The piece also illustrates how the concept of "cyberterrorism" continues to develop

15 January 2008

FBI wants instant access to British identity data

OK, it's a Guardian article and suffers from all the problems pointed out by Ludo in his comment on the entry on the Prum treaty. The small print shows that this isn't specific to the UK-US relationship. But it does seem to be another attempt to evade judicial supervision of data exchange by designating "cyberspace" outside a single country's jurisdiction.
The FBI and other national police agencies have never been great believers in human rights. Nor in the rights of second country nationals, let alone third country ones.

13 January 2008

Review of book on Camorra

Sounds like a difficult read. Review is by the author of a book on the Sicilian Mafia. He does recommend it, but after much critical comment. Perhaps an SGOC reader could provide a review too?

11 January 2008

Corruption Helping New Fines Work

Moscow Times article explaining that the possibility of receiving a bribe makes it more likely that the traffic police will enforce the law.
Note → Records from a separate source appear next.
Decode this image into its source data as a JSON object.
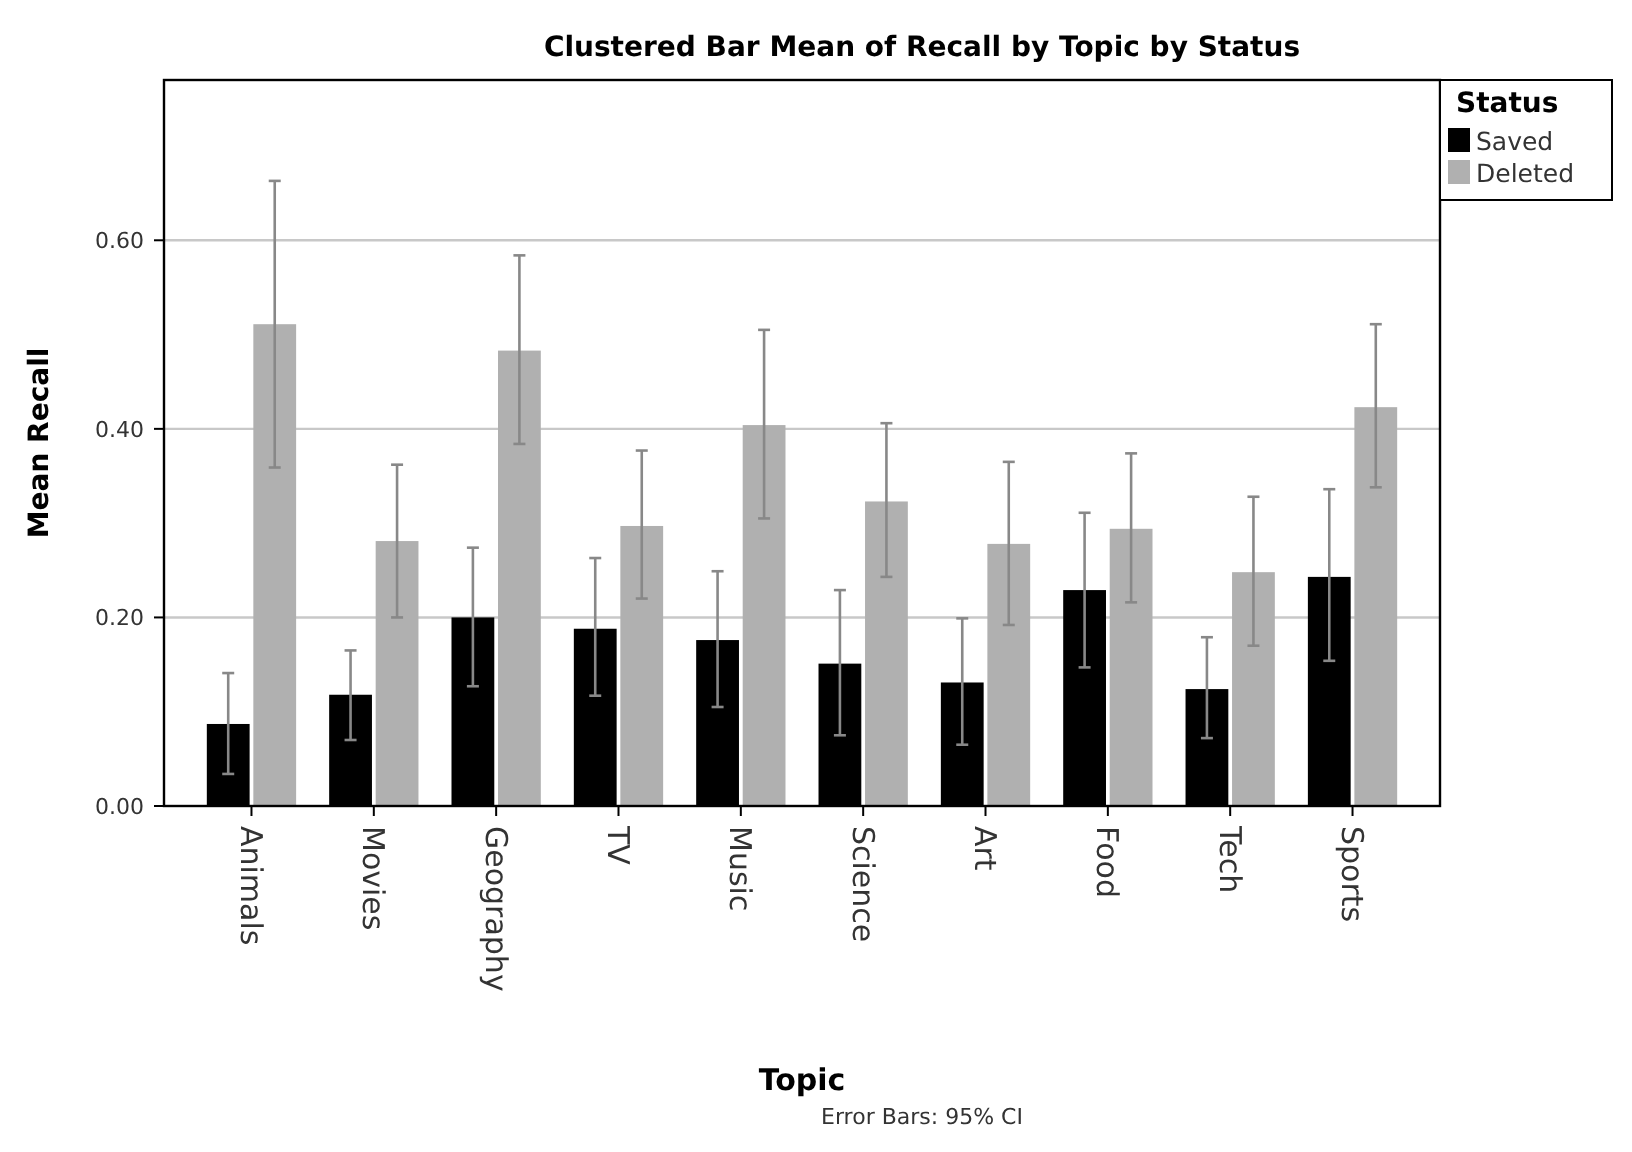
{
  "chart_data": {
    "type": "bar",
    "title": "Clustered Bar Mean of Recall by Topic by Status",
    "xlabel": "Topic",
    "ylabel": "Mean Recall",
    "legend_title": "Status",
    "legend": "right",
    "grid": "y",
    "categories": [
      "Animals",
      "Movies",
      "Geography",
      "TV",
      "Music",
      "Science",
      "Art",
      "Food",
      "Tech",
      "Sports"
    ],
    "ylim": [
      0,
      0.77
    ],
    "yticks": [
      {
        "value": 0,
        "label": "0.00"
      },
      {
        "value": 0.2,
        "label": "0.20"
      },
      {
        "value": 0.4,
        "label": "0.40"
      },
      {
        "value": 0.6,
        "label": "0.60"
      }
    ],
    "series": [
      {
        "name": "Saved",
        "color": "#000000",
        "values": [
          0.087,
          0.118,
          0.2,
          0.188,
          0.176,
          0.151,
          0.131,
          0.229,
          0.124,
          0.243
        ],
        "errors": [
          [
            0.034,
            0.141
          ],
          [
            0.07,
            0.165
          ],
          [
            0.127,
            0.274
          ],
          [
            0.117,
            0.263
          ],
          [
            0.105,
            0.249
          ],
          [
            0.075,
            0.229
          ],
          [
            0.065,
            0.199
          ],
          [
            0.147,
            0.311
          ],
          [
            0.072,
            0.179
          ],
          [
            0.154,
            0.336
          ]
        ]
      },
      {
        "name": "Deleted",
        "color": "#b0b0b0",
        "values": [
          0.511,
          0.281,
          0.483,
          0.297,
          0.404,
          0.323,
          0.278,
          0.294,
          0.248,
          0.423
        ],
        "errors": [
          [
            0.359,
            0.663
          ],
          [
            0.2,
            0.362
          ],
          [
            0.384,
            0.584
          ],
          [
            0.22,
            0.377
          ],
          [
            0.305,
            0.505
          ],
          [
            0.243,
            0.406
          ],
          [
            0.192,
            0.365
          ],
          [
            0.216,
            0.374
          ],
          [
            0.17,
            0.328
          ],
          [
            0.338,
            0.511
          ]
        ]
      }
    ],
    "annotations": [
      "Error Bars: 95% CI"
    ]
  }
}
You have to read it for yourself!

08 January 2008

New AIC paper on law enforcement responses to trafficking in persons

Fiona David's new paper in the Australian Institute of Criminology's Trends and Issues series on "Law enforcement responses to trafficking in persons: challenges and emerging good practice". Bit of an executive summary, but there's an agenda for PhD students to think about and a useful bibliography. Well worth a read...It will leave you hungry for more!
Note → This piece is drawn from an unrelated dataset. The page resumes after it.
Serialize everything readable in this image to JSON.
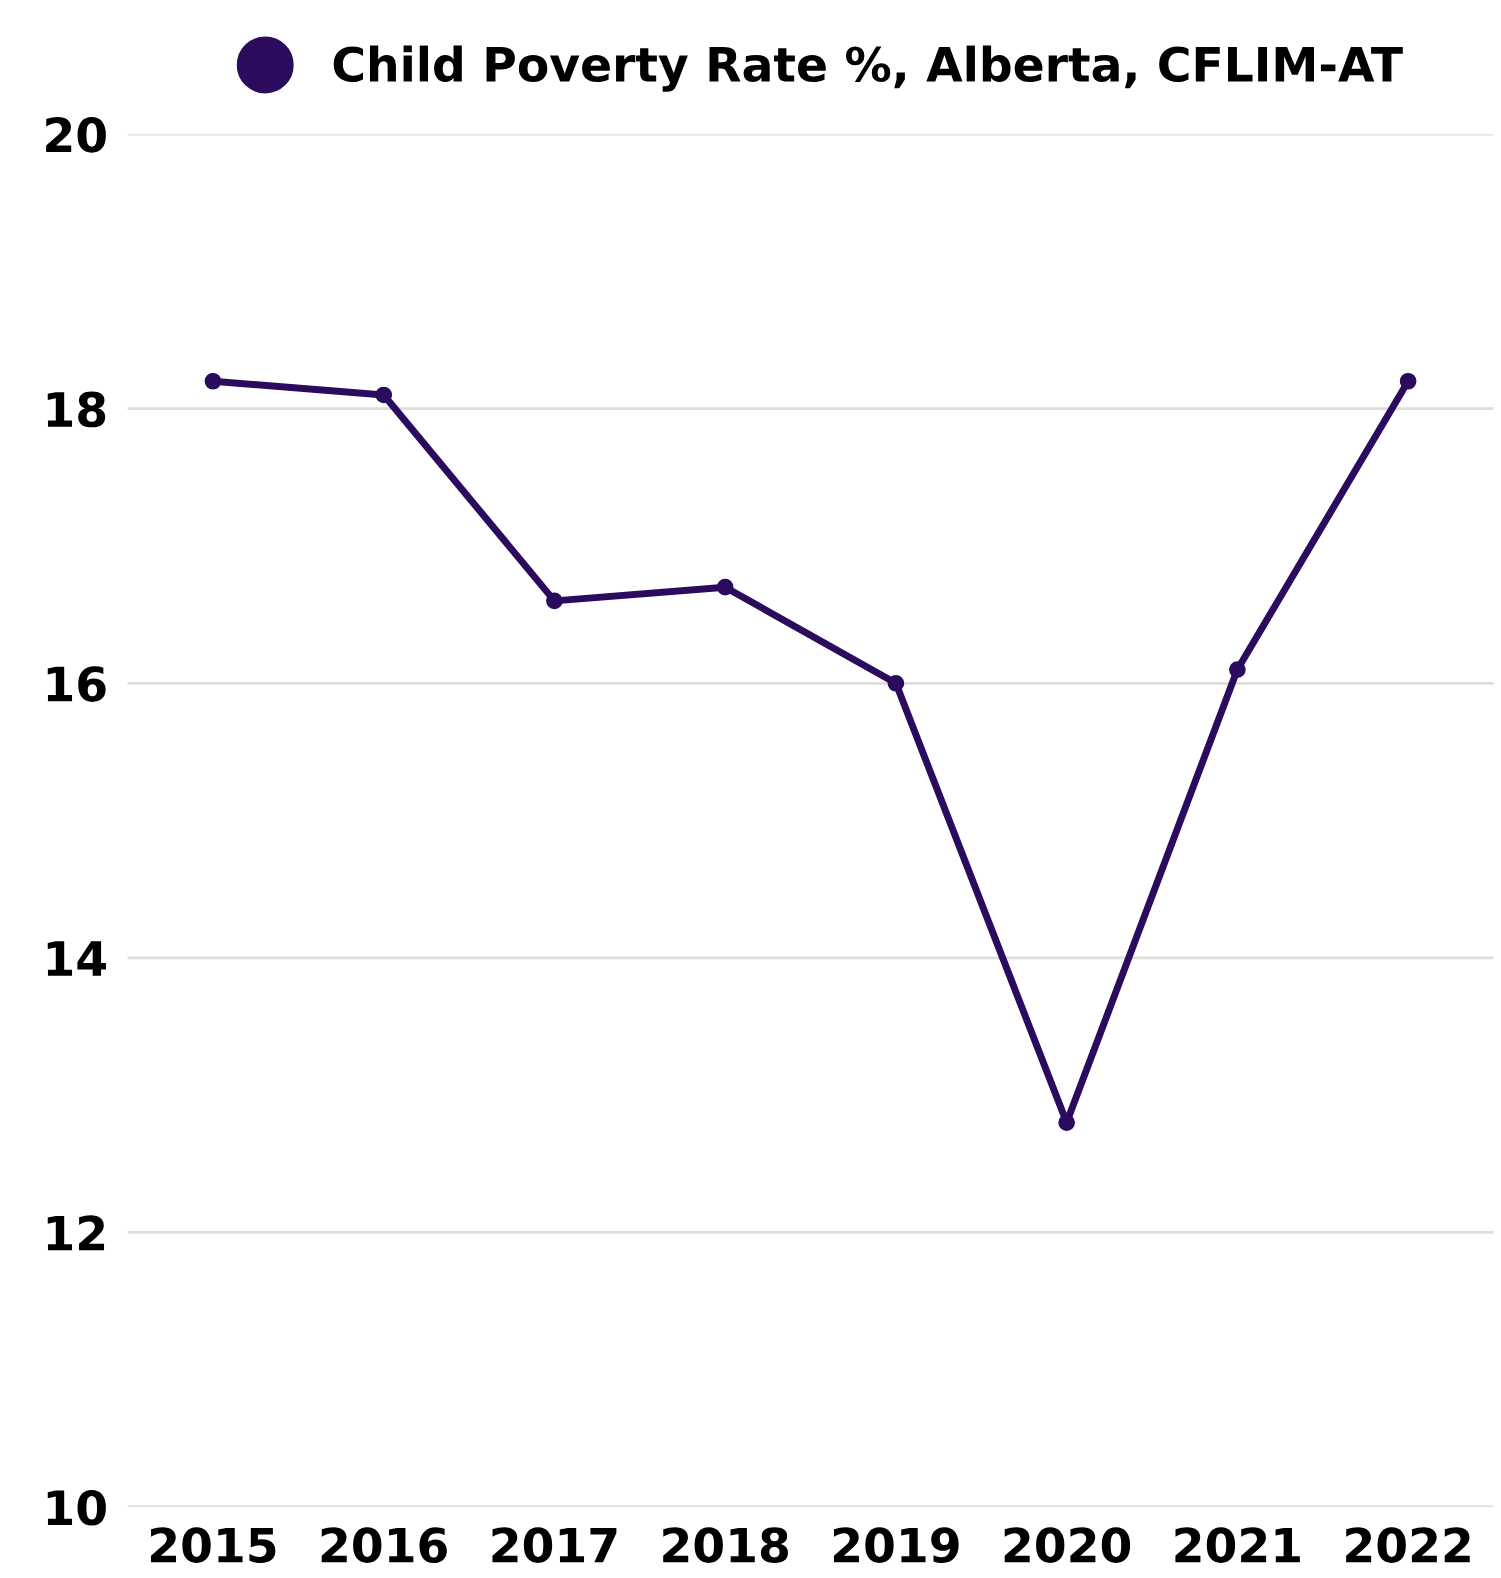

FBI claims violent crime down in US

Usual lazy piece of journalistic reporting which doesn't tell readers how data recorded and whether any changes have been made in what is recorded. Nor does the journalist tell us whether there is agreement from victim surveys. At least we are told that no absolute numbers have been given: only percentages. A link to the full report is available at: http://www.fbi.gov/page2/jan08/ucr_statistics010708.html
To give the FBI its due, the press release includes the following disclaimer:
"Because of the complexities involved, the FBI makes no attempt to interpret the data, which we leave to criminologists and sociologists. And, as always, we caution against ranking or comparing crime rates in cities from year to year, which do not account for the many variables that impact the volume and scope of crime in specific locations."
Now someone somewhere probably discusses this in their blog. It would be great if SGOC members started their own discussion by commenting on the figures in this blog.

06 January 2008

Florencia 13 gang members indicted in Los Angeles

A very confused article about a Los Angeles gang called Florencia 13 in the Washington Post, the central part of which looks like a prosecutor's department press release. George Tita,a criminologist, is quoted towards the end of the piece denying the central theme of racially motivated violence between gangs. The case has presumably still to come to court. 102 people charged. Someone will already be writing the book.

05 January 2008

Changing Dutch policy on brothels

A Dutch Court upholds Amsterdam City Council's case that the Yab Yum Club was taken over by Hells Angels and that the Council had the right to close it. This follows a decision in September 2007 to close one third of the "windows" in the red light district http://news.bbc.co.uk/1/hi/world/europe/7005768.stm
Lots of links from the BBC articles, but mostly to newspaper articles.

Swedish policy against "customers" of prostitutes

There will be a great deal of coverage of Swedish policy as the UK considers adopting a similar approach. This Guardian article skates over many of the issues that require research. It will be a bit like Dutch drug policy! Any links to proper evaluation research will be gratefully accepted. Trafficking gets a passing mention.